Dlaczego zabawa jest tak ważna? Dla dziecka zabawa jest poznawaniem świata – jest najlepszym sposobem na naukę. Dla kota na początku jego życia zabawa ma dokładnie takie samo znaczenie. Kociaki bawiąc się ze sobą i z matką, podgryzają się, gonią, łapią, co ogólnie wygląda jak zapasy. Przygotowują się w ten sposób do dorosłego życia i do skutecznego polowania. Polowanie jest częścią natury kota, który bez tej umiejętności po prostu by nie przeżył. Jest to instynkt pierwotny, którego wygasić się nie da. To potrzeba tak samo ważna jak jedzenie, picie i spanie.

Nasze domowe mruczki, choć na kanapie wyglądają jak pluszowe zabawki, mają w sobie kawałek dzikiej natury i instynkty swoich dzikich przodków, a spędzając czas w domu często się po prostu nudzą.

Bardzo ważną częścią zaspokajania kocich instynktów jest aranżacja otoczenia. Koty lubią się chować, wspinać, skakać, szukać i znaczyć teren poprzez drapanie. Uwielbiają również obserwować z wysokości, a możliwość podpatrywania świata przez okno można porównać do kociej telewizji. Mając tego świadomość możemy urządzić kotu przestrzeń ustawiając w odpowiednim miejscu kocie drzewko z drapakami, robiąc dla niego legowisko na parapecie, wieszając półki obserwacyjne, a nawet robiąc pod sufitem cały ciąg komunikacyjny dla kota. Do urządzenia legowisk na wysokości możemy również wykorzystać wysokie regały, czy zaaranżować jedną półkę w szafie.

Każdy kot ma głęboko w sobie zakodowane, że jedzenie się zdobywa.
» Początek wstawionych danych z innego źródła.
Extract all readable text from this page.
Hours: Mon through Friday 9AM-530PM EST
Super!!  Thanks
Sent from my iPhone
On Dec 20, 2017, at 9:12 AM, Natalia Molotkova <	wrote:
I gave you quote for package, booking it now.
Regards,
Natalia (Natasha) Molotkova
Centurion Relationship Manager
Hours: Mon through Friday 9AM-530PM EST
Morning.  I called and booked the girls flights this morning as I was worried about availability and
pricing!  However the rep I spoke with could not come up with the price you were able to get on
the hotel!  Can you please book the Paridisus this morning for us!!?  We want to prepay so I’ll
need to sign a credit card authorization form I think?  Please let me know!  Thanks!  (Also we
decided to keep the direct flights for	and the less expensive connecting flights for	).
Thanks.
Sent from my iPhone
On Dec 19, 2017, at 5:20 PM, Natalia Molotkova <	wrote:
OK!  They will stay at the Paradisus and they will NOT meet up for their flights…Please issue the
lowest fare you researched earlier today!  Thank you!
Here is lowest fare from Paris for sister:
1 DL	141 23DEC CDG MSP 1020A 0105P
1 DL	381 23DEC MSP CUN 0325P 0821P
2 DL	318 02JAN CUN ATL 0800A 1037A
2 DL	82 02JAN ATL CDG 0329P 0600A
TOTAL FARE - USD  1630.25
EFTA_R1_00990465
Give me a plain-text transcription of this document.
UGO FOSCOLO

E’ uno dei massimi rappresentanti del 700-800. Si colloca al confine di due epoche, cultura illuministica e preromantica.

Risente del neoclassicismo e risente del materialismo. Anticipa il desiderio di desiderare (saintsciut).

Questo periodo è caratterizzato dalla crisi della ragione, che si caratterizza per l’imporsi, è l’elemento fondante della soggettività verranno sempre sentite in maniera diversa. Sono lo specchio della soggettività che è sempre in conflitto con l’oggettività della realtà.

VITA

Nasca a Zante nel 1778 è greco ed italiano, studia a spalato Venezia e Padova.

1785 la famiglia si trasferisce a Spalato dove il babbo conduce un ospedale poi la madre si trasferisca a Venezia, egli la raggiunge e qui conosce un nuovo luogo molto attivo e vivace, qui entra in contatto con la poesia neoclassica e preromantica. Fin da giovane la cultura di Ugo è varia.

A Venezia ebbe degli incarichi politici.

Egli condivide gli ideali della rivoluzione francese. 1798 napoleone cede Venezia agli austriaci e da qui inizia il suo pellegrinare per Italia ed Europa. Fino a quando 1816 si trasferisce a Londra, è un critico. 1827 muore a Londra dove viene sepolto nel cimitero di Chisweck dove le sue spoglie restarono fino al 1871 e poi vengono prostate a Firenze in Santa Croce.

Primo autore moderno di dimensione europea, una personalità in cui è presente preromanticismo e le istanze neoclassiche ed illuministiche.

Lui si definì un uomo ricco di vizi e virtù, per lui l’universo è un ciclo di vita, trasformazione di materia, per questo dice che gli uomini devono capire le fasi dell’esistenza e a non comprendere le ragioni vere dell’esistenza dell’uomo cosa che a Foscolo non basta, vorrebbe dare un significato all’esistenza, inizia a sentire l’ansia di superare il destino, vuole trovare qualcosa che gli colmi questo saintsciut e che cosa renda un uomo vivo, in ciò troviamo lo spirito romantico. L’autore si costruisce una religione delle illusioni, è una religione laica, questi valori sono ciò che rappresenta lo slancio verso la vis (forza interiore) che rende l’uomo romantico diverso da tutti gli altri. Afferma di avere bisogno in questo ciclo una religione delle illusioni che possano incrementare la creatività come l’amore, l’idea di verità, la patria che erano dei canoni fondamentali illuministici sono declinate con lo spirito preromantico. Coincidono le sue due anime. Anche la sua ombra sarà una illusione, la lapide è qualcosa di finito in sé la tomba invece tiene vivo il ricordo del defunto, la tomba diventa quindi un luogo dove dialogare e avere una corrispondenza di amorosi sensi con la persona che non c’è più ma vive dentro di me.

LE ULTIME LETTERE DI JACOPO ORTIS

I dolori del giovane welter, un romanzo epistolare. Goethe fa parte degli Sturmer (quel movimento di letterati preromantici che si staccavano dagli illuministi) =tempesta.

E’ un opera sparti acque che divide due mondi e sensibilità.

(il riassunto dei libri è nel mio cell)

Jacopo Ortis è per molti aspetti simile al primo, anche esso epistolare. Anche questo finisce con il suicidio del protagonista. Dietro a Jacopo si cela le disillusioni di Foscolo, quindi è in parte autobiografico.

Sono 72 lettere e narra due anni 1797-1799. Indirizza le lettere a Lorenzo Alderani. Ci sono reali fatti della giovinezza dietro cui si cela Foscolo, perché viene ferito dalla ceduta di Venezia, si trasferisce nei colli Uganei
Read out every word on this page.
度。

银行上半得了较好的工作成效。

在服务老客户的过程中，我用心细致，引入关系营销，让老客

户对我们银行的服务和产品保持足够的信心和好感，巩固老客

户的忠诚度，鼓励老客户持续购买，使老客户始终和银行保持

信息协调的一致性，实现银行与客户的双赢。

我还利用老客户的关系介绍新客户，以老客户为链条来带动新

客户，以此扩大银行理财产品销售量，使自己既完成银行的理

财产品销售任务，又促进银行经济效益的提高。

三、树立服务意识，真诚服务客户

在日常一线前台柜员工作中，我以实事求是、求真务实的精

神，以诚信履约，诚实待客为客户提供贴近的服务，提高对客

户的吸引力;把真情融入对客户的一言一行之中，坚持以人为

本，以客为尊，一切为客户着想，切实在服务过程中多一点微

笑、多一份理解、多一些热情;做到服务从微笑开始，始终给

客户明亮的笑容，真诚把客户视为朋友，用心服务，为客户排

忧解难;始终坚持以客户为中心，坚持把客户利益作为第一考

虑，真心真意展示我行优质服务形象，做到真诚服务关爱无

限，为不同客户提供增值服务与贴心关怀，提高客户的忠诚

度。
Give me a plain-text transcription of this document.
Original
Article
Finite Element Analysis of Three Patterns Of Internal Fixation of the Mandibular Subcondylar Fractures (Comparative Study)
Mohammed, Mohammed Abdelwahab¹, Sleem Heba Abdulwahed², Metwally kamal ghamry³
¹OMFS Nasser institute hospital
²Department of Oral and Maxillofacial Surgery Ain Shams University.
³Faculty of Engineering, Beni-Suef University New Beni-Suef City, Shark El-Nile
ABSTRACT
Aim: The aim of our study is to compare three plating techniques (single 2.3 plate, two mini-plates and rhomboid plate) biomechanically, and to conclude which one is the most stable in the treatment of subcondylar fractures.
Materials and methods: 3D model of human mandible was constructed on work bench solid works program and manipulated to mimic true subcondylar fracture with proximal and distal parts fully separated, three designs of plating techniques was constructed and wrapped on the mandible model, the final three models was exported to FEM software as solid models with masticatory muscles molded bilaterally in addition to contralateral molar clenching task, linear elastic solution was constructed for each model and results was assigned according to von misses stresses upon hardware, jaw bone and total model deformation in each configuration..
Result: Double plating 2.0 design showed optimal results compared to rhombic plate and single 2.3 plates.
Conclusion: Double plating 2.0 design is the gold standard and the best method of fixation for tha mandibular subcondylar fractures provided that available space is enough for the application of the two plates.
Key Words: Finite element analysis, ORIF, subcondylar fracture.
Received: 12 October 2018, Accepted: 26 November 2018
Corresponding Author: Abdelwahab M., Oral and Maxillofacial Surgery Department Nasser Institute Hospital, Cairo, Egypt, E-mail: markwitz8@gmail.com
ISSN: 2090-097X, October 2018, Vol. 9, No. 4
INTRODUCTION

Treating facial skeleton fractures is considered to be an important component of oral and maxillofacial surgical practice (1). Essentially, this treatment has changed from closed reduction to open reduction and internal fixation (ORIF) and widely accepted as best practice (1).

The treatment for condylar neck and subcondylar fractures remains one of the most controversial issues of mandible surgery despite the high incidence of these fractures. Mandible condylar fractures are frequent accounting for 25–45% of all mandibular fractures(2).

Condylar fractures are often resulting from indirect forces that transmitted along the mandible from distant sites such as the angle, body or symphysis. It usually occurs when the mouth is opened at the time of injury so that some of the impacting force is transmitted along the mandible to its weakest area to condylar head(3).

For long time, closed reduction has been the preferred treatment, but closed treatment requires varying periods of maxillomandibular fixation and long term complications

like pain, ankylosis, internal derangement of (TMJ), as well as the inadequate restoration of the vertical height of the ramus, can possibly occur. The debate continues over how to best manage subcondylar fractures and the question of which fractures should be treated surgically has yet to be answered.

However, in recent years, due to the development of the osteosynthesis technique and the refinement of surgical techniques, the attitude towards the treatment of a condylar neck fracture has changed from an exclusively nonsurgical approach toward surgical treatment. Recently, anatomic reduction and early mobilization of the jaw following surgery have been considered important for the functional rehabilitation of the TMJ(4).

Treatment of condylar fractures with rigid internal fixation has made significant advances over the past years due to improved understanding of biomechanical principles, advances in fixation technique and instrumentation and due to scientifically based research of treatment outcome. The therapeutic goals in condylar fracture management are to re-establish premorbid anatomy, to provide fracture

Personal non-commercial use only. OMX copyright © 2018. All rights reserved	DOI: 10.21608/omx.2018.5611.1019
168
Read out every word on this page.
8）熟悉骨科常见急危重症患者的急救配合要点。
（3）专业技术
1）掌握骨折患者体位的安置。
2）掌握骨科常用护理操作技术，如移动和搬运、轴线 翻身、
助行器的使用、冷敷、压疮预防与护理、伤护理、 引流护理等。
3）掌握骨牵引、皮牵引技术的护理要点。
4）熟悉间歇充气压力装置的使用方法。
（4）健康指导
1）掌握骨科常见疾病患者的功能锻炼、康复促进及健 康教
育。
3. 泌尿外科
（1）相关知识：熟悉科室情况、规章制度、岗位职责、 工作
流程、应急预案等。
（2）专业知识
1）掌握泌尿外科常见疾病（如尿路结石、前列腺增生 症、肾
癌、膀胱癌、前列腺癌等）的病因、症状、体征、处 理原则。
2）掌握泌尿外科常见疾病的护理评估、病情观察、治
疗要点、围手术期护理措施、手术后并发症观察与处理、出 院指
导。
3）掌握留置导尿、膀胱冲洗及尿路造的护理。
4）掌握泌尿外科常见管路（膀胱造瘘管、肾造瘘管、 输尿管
Chcąc uszczęśliwić zwierzaka, należy mu zapewnić tak zwany ciąg łowiecki, czyli sprowokować kota do udawanego polowania. Do tego celu świetnie się sprawdzają zabawki długodystansowe, np. wędka ze sznurkiem i doczepionymi na końcu piórami. Tą wędką udajemy ruchy żywej ofiary, na którą kot się przyczaja, po czym następuje skok, złapanie, zabicie i… tu pojawia się ważna część całego procesu: zjedzenie. Każda zabawa z kotem powinna kończyć się jedzeniem, gdyż temu właśnie służy polowanie. Dzięki takiemu procesowi łowieckiemu zaspokajamy bardzo ważna kocią potrzebę, dzięki której kot czuje się prawdziwym dzikim kotem (żeby nie powiedzieć lwem 😊) i osiąga swoje MOJO.

Zabawa z wędką jest przykładem aktywności głównie fizycznej, gdyż w ten sposób można kota zmęczyć bieganiem. Inną formą aktywności, którą koty domowe powinny otrzymywać jest aktywność psychiczna uskuteczniana przez różnego rodzaju maty węchowe, dzięki którym kot musi jedzenie wywąchać i wydobyć, co również jest związane z polowaniem. Sprawdzają się wszelkie utrudnienia w zdobyciu jedzenia, włożenie smaczków do różnej wielkości kubeczków, zakładek, a nawet do koperty, gdzie kot musi wykombinować jak się do nich dostać. Na rynku jest mnóstwo zabawek tego typu, jednak można je wykonać również domowym sposobem, wykorzystując różne opakowania spożywcze, pudełka po jajkach, czy rolki po papierze toaletowym i budując z nich fortecę ze skrytkami i zakamarkami, z której zwierzak będzie musiał wydobyć jedzenie.

Na rynku znajdziemy również kule z otworem, z którego przy toczeniu wypadają smakołyki, co stymuluje kota psychicznie (wymyślanie sposób na wydobycie przysmaków) oraz fizycznie (bieganie, żeby za toczącą się kulą nadążyć).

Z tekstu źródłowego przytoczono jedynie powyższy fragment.